Just like in most other conflicts, both the parent and the teen regularly say exactly the same things about the other: s/he is being unreasonable, s/he is acting unfairly, s/he isn’t showing me respect, s/he doesn’t understand me. In order to properly make sense of this dynamic in the parent-teen context, however, we need to remember that when teenagers clash with their parent(s) it is completely biologically and evolutionarily appropriate. As Charles Hughes says, “They need you and they don’t want to need you.”

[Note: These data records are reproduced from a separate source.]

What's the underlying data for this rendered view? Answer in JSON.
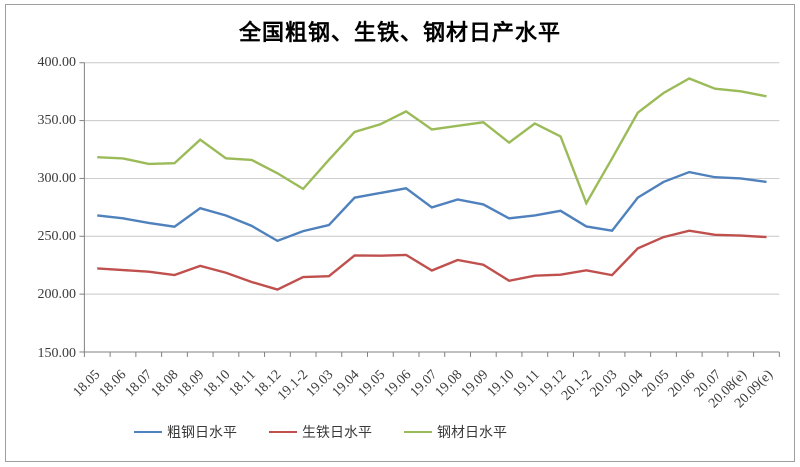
{
  "title": "全国粗钢、生铁、钢材日产水平",
  "chart_data": {
    "type": "line",
    "title": "全国粗钢、生铁、钢材日产水平",
    "categories": [
      "18.05",
      "18.06",
      "18.07",
      "18.08",
      "18.09",
      "18.10",
      "18.11",
      "18.12",
      "19.1-2",
      "19.03",
      "19.04",
      "19.05",
      "19.06",
      "19.07",
      "19.08",
      "19.09",
      "19.10",
      "19.11",
      "19.12",
      "20.1-2",
      "20.03",
      "20.04",
      "20.05",
      "20.06",
      "20.07",
      "20.08(e)",
      "20.09(e)"
    ],
    "series": [
      {
        "name": "粗钢日水平",
        "color": "#4F81BD",
        "values": [
          268.1,
          265.5,
          261.5,
          258.3,
          274.3,
          268.0,
          259.0,
          246.0,
          254.5,
          259.7,
          283.4,
          287.4,
          291.5,
          275.0,
          281.8,
          277.5,
          265.5,
          268.0,
          272.0,
          258.5,
          254.8,
          283.4,
          297.0,
          305.5,
          301.0,
          300.0,
          297.0
        ]
      },
      {
        "name": "生铁日水平",
        "color": "#C0504D",
        "values": [
          222.2,
          220.8,
          219.4,
          216.5,
          224.4,
          218.5,
          210.5,
          204.0,
          214.8,
          215.5,
          233.5,
          233.2,
          233.9,
          220.4,
          229.5,
          225.4,
          211.5,
          215.9,
          216.8,
          220.6,
          216.4,
          239.5,
          249.3,
          254.8,
          251.3,
          250.6,
          249.3
        ]
      },
      {
        "name": "钢材日水平",
        "color": "#9BBB59",
        "values": [
          318.4,
          317.3,
          312.6,
          313.2,
          333.5,
          317.4,
          316.0,
          304.5,
          291.0,
          316.1,
          340.2,
          346.8,
          357.9,
          342.3,
          345.4,
          348.5,
          331.0,
          347.5,
          336.3,
          278.6,
          317.3,
          356.8,
          373.8,
          386.4,
          377.5,
          375.3,
          371.0
        ]
      }
    ],
    "ylim": [
      150,
      400
    ],
    "ytick_step": 50,
    "ytick_labels": [
      "400.00",
      "350.00",
      "300.00",
      "250.00",
      "200.00",
      "150.00"
    ],
    "grid": true,
    "legend_position": "bottom",
    "axis_color": "#808080",
    "grid_color": "#c8c8c8"
  }
}
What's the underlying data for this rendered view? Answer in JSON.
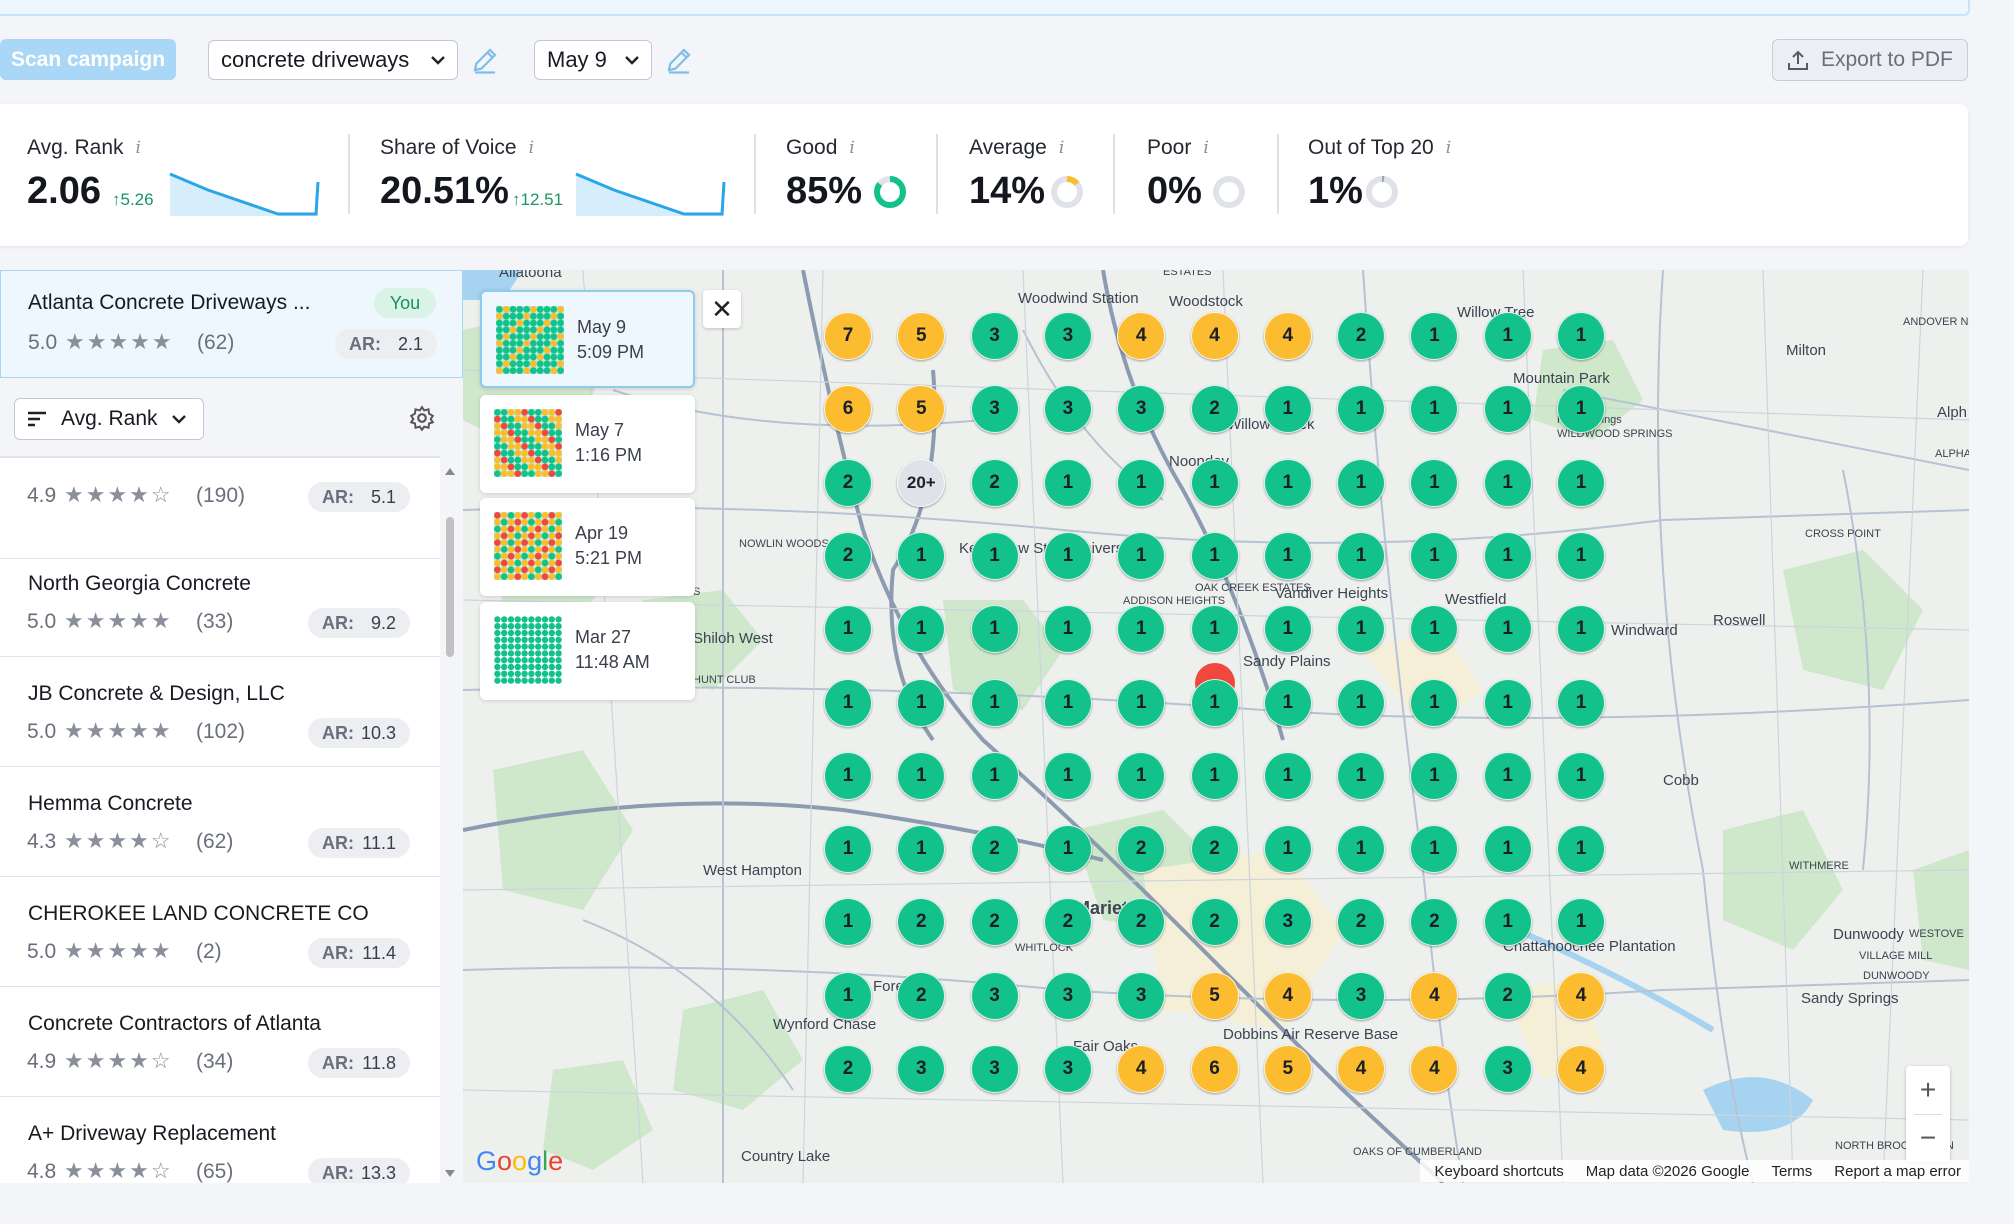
{
  "toolbar": {
    "scan_label": "Scan campaign",
    "keyword": "concrete driveways",
    "date": "May 9",
    "export_label": "Export to PDF"
  },
  "metrics": {
    "avg_rank": {
      "label": "Avg. Rank",
      "value": "2.06",
      "delta": "↑5.26"
    },
    "share_of_voice": {
      "label": "Share of Voice",
      "value": "20.51%",
      "delta": "↑12.51"
    },
    "good": {
      "label": "Good",
      "value": "85%",
      "fraction": 0.85
    },
    "average": {
      "label": "Average",
      "value": "14%",
      "fraction": 0.14
    },
    "poor": {
      "label": "Poor",
      "value": "0%",
      "fraction": 0
    },
    "out_of_top": {
      "label": "Out of Top 20",
      "value": "1%",
      "fraction": 0.01
    }
  },
  "selected_business": {
    "name": "Atlanta Concrete Driveways ...",
    "badge": "You",
    "rating": "5.0",
    "stars": 5,
    "reviews": "(62)",
    "ar_label": "AR:",
    "ar": "2.1"
  },
  "sort": {
    "label": "Avg. Rank"
  },
  "competitors": [
    {
      "name": "",
      "rating": "4.9",
      "stars": 4,
      "reviews": "(190)",
      "ar": "5.1"
    },
    {
      "name": "North Georgia Concrete",
      "rating": "5.0",
      "stars": 5,
      "reviews": "(33)",
      "ar": "9.2"
    },
    {
      "name": "JB Concrete & Design, LLC",
      "rating": "5.0",
      "stars": 5,
      "reviews": "(102)",
      "ar": "10.3"
    },
    {
      "name": "Hemma Concrete",
      "rating": "4.3",
      "stars": 4,
      "reviews": "(62)",
      "ar": "11.1"
    },
    {
      "name": "CHEROKEE LAND CONCRETE CO",
      "rating": "5.0",
      "stars": 5,
      "reviews": "(2)",
      "ar": "11.4"
    },
    {
      "name": "Concrete Contractors of Atlanta",
      "rating": "4.9",
      "stars": 4,
      "reviews": "(34)",
      "ar": "11.8"
    },
    {
      "name": "A+ Driveway Replacement",
      "rating": "4.8",
      "stars": 4,
      "reviews": "(65)",
      "ar": "13.3"
    }
  ],
  "history": [
    {
      "date": "May 9",
      "time": "5:09 PM",
      "selected": true
    },
    {
      "date": "May 7",
      "time": "1:16 PM",
      "selected": false
    },
    {
      "date": "Apr 19",
      "time": "5:21 PM",
      "selected": false
    },
    {
      "date": "Mar 27",
      "time": "11:48 AM",
      "selected": false
    }
  ],
  "grid_ranks": [
    [
      "7",
      "5",
      "3",
      "3",
      "4",
      "4",
      "4",
      "2",
      "1",
      "1",
      "1"
    ],
    [
      "6",
      "5",
      "3",
      "3",
      "3",
      "2",
      "1",
      "1",
      "1",
      "1",
      "1"
    ],
    [
      "2",
      "20+",
      "2",
      "1",
      "1",
      "1",
      "1",
      "1",
      "1",
      "1",
      "1"
    ],
    [
      "2",
      "1",
      "1",
      "1",
      "1",
      "1",
      "1",
      "1",
      "1",
      "1",
      "1"
    ],
    [
      "1",
      "1",
      "1",
      "1",
      "1",
      "1",
      "1",
      "1",
      "1",
      "1",
      "1"
    ],
    [
      "1",
      "1",
      "1",
      "1",
      "1",
      "1",
      "1",
      "1",
      "1",
      "1",
      "1"
    ],
    [
      "1",
      "1",
      "1",
      "1",
      "1",
      "1",
      "1",
      "1",
      "1",
      "1",
      "1"
    ],
    [
      "1",
      "1",
      "2",
      "1",
      "2",
      "2",
      "1",
      "1",
      "1",
      "1",
      "1"
    ],
    [
      "1",
      "2",
      "2",
      "2",
      "2",
      "2",
      "3",
      "2",
      "2",
      "1",
      "1"
    ],
    [
      "1",
      "2",
      "3",
      "3",
      "3",
      "5",
      "4",
      "3",
      "4",
      "2",
      "4"
    ],
    [
      "2",
      "3",
      "3",
      "3",
      "4",
      "6",
      "5",
      "4",
      "4",
      "3",
      "4"
    ]
  ],
  "colors": {
    "good": "#13c28b",
    "average": "#fbbd2f",
    "poor": "#f0483e",
    "out": "#dfe2e8",
    "accent": "#2aa6e8"
  },
  "map_labels": [
    "Allatoona",
    "Woodwind Station",
    "Woodstock",
    "Willow Tree",
    "Milton",
    "Mountain Park",
    "Alph",
    "Noonday",
    "Kennesaw State University",
    "Vandiver Heights",
    "Westfield",
    "Roswell",
    "Sandy Plains",
    "West Hampton",
    "Marietta",
    "Chattahoochee Plantation",
    "Dunwoody",
    "Sandy Springs",
    "Wynford Chase",
    "Fair Oaks",
    "Dobbins Air Reserve Base",
    "Country Lake",
    "ESTATES",
    "ANDOVER NORTH",
    "WILDWOOD SPRINGS",
    "ALPHA",
    "CROSS POINT",
    "OAK CREEK ESTATES",
    "ADDISON HEIGHTS",
    "WITHMERE",
    "WESTOVE",
    "VILLAGE MILL",
    "DUNWOODY",
    "NORTH BROOKHAVEN",
    "OAKS OF CUMBERLAND",
    "WHITLOCK",
    "NOWLIN WOODS",
    "HARRIS WOODS",
    "Shiloh West",
    "HUNT CLUB",
    "Forest",
    "Windward",
    "Cobb",
    "Willow Creek",
    "Holly Springs"
  ],
  "attribution": {
    "shortcuts": "Keyboard shortcuts",
    "data": "Map data ©2026 Google",
    "terms": "Terms",
    "report": "Report a map error"
  }
}
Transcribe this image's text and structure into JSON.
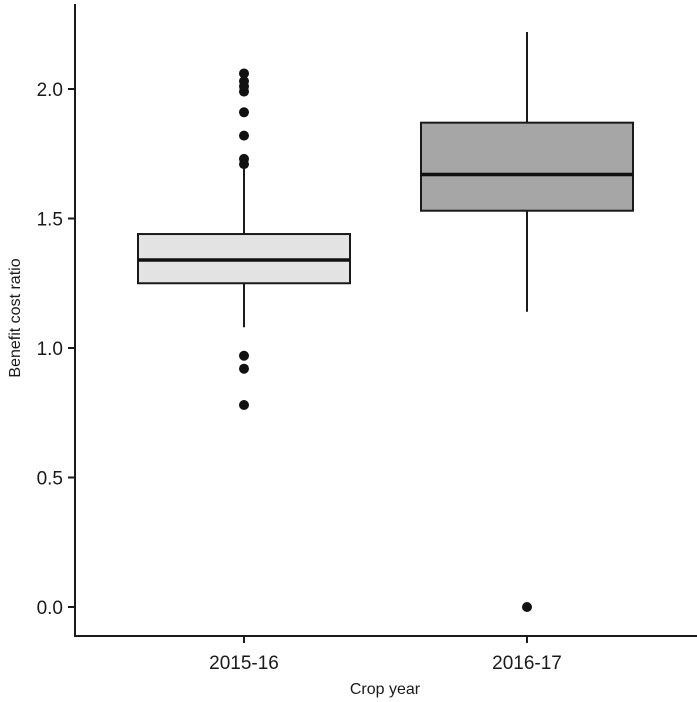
{
  "chart_data": {
    "type": "boxplot",
    "xlabel": "Crop year",
    "ylabel": "Benefit cost ratio",
    "ylim": [
      0.0,
      2.25
    ],
    "yticks": [
      0.0,
      0.5,
      1.0,
      1.5,
      2.0
    ],
    "ytick_labels": [
      "0.0",
      "0.5",
      "1.0",
      "1.5",
      "2.0"
    ],
    "grid": false,
    "categories": [
      "2015-16",
      "2016-17"
    ],
    "boxes": [
      {
        "category": "2015-16",
        "whisker_low": 1.08,
        "q1": 1.25,
        "median": 1.34,
        "q3": 1.44,
        "whisker_high": 1.7,
        "outliers": [
          0.78,
          0.92,
          0.97,
          1.71,
          1.73,
          1.82,
          1.91,
          1.99,
          2.01,
          2.03,
          2.06
        ],
        "fill": "#e3e3e3"
      },
      {
        "category": "2016-17",
        "whisker_low": 1.14,
        "q1": 1.53,
        "median": 1.67,
        "q3": 1.87,
        "whisker_high": 2.22,
        "outliers": [
          0.0
        ],
        "fill": "#a6a6a6"
      }
    ]
  }
}
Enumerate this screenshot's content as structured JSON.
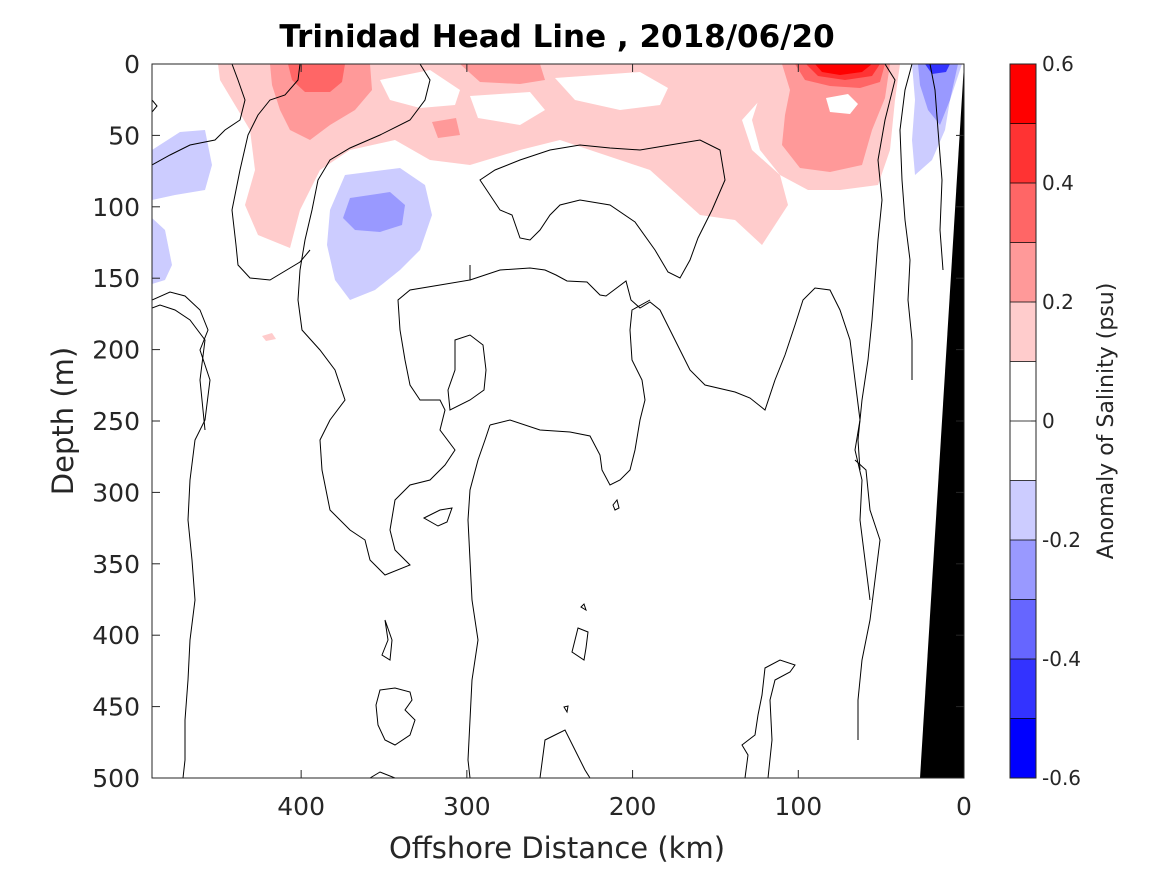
{
  "chart_data": {
    "type": "contour",
    "title": "Trinidad Head Line , 2018/06/20",
    "xlabel": "Offshore Distance (km)",
    "ylabel": "Depth (m)",
    "xlim": [
      490,
      0
    ],
    "ylim": [
      500,
      0
    ],
    "x_reversed": true,
    "y_reversed": true,
    "x_ticks": [
      400,
      300,
      200,
      100,
      0
    ],
    "y_ticks": [
      0,
      50,
      100,
      150,
      200,
      250,
      300,
      350,
      400,
      450,
      500
    ],
    "colorbar": {
      "label": "Anomaly of Salinity (psu)",
      "range": [
        -0.6,
        0.6
      ],
      "ticks": [
        0.6,
        0.4,
        0.2,
        0,
        -0.2,
        -0.4,
        -0.6
      ],
      "tick_labels": [
        "0.6",
        "0.4",
        "0.2",
        "0",
        "-0.2",
        "-0.4",
        "-0.6"
      ],
      "levels": [
        {
          "range": [
            0.5,
            0.6
          ],
          "color": "#ff0000"
        },
        {
          "range": [
            0.4,
            0.5
          ],
          "color": "#ff3333"
        },
        {
          "range": [
            0.3,
            0.4
          ],
          "color": "#ff6666"
        },
        {
          "range": [
            0.2,
            0.3
          ],
          "color": "#ff9999"
        },
        {
          "range": [
            0.1,
            0.2
          ],
          "color": "#ffcccc"
        },
        {
          "range": [
            0.0,
            0.1
          ],
          "color": "#ffffff"
        },
        {
          "range": [
            -0.1,
            0.0
          ],
          "color": "#ffffff"
        },
        {
          "range": [
            -0.2,
            -0.1
          ],
          "color": "#ccccff"
        },
        {
          "range": [
            -0.3,
            -0.2
          ],
          "color": "#9999ff"
        },
        {
          "range": [
            -0.4,
            -0.3
          ],
          "color": "#6666ff"
        },
        {
          "range": [
            -0.5,
            -0.4
          ],
          "color": "#3333ff"
        },
        {
          "range": [
            -0.6,
            -0.5
          ],
          "color": "#0000ff"
        }
      ]
    },
    "anomaly_regions": [
      {
        "name": "positive-nearshore-upper",
        "value": 0.15,
        "x_range": [
          120,
          40
        ],
        "depth_range": [
          0,
          125
        ]
      },
      {
        "name": "positive-core-nearshore",
        "value": 0.55,
        "x_range": [
          90,
          50
        ],
        "depth_range": [
          0,
          10
        ]
      },
      {
        "name": "positive-offshore-upper",
        "value": 0.15,
        "x_range": [
          450,
          130
        ],
        "depth_range": [
          0,
          130
        ]
      },
      {
        "name": "positive-offshore-core",
        "value": 0.35,
        "x_range": [
          420,
          360
        ],
        "depth_range": [
          0,
          40
        ]
      },
      {
        "name": "negative-subsurface-eddy",
        "value": -0.25,
        "x_range": [
          385,
          330
        ],
        "depth_range": [
          80,
          170
        ]
      },
      {
        "name": "negative-far-offshore",
        "value": -0.15,
        "x_range": [
          490,
          450
        ],
        "depth_range": [
          40,
          150
        ]
      },
      {
        "name": "negative-coastal-surface",
        "value": -0.35,
        "x_range": [
          40,
          10
        ],
        "depth_range": [
          0,
          80
        ]
      }
    ],
    "seafloor_color": "#000000"
  }
}
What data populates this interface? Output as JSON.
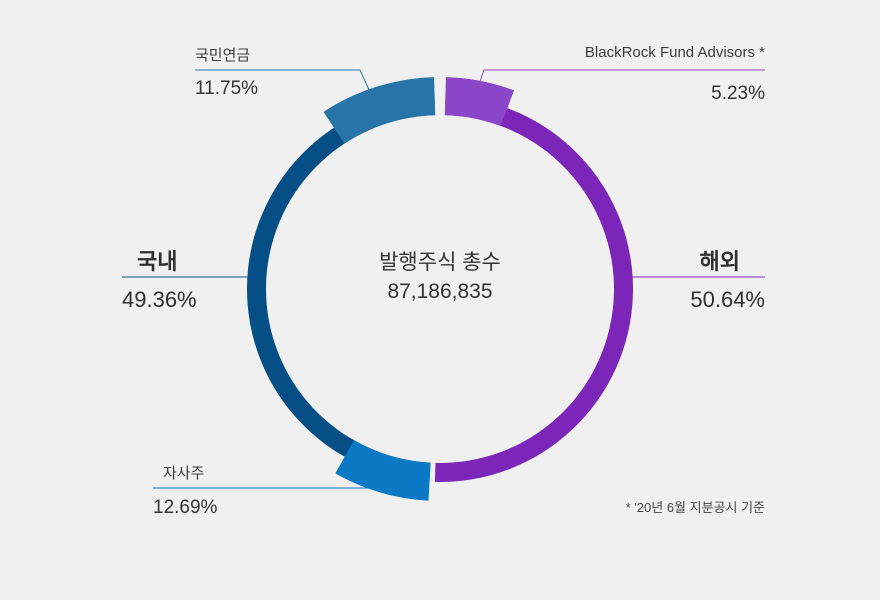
{
  "chart_data": {
    "type": "pie",
    "variant": "donut",
    "center": {
      "title": "발행주식 총수",
      "value": "87,186,835"
    },
    "groups": [
      {
        "name": "국내",
        "value": 49.36,
        "value_label": "49.36%",
        "color": "#064f86"
      },
      {
        "name": "해외",
        "value": 50.64,
        "value_label": "50.64%",
        "color": "#7b26b9"
      }
    ],
    "highlights": [
      {
        "name": "국민연금",
        "value": 11.75,
        "value_label": "11.75%",
        "group": "국내",
        "color": "#2775a8"
      },
      {
        "name": "자사주",
        "value": 12.69,
        "value_label": "12.69%",
        "group": "국내",
        "color": "#0b79c6"
      },
      {
        "name": "BlackRock Fund Advisors *",
        "value": 5.23,
        "value_label": "5.23%",
        "group": "해외",
        "color": "#8b45c7"
      }
    ],
    "footnote": "* '20년 6월 지분공시 기준"
  }
}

So there’s a teen on one hand who is working hard at growing up by moving through the complex developmental tasks of adolescence, and on the other hand is an agitated parent who is exhausted with the constant disagreeableness of their child. And by the time they come to me this situation is usually entrenched and has become very emotionally heated. This is the most basic essence of parent-teen mediations. Patty Wipfler writes,
You’ve got an emotional project on the table when your child does one nutty, difficult or out-of-touch thing again and again, and you’re coming to your wits’ end. Both of you are involved. Your child seems to have the problem, according to our time-honored tradition of pinning responsibility on children when they have difficulties. But when you look carefully, you realize that you, too, are emotionally spent. You have no patience, no new ideas, and at some point, you don’t want to understand your child. You just want him or her to stop. The one thing your child can’t do. He’s emotionally exhausted in this area, too.
This ‘time-honored tradition’ of blaming the young person is something I want to shift through mediation, because a conflict is something that happens between people. It’s a relationship thing. Since the parent is the adult in the situation it’s only fitting that we humbly take our half of the responsibility. And seek out help when we are no longer being effective on our own.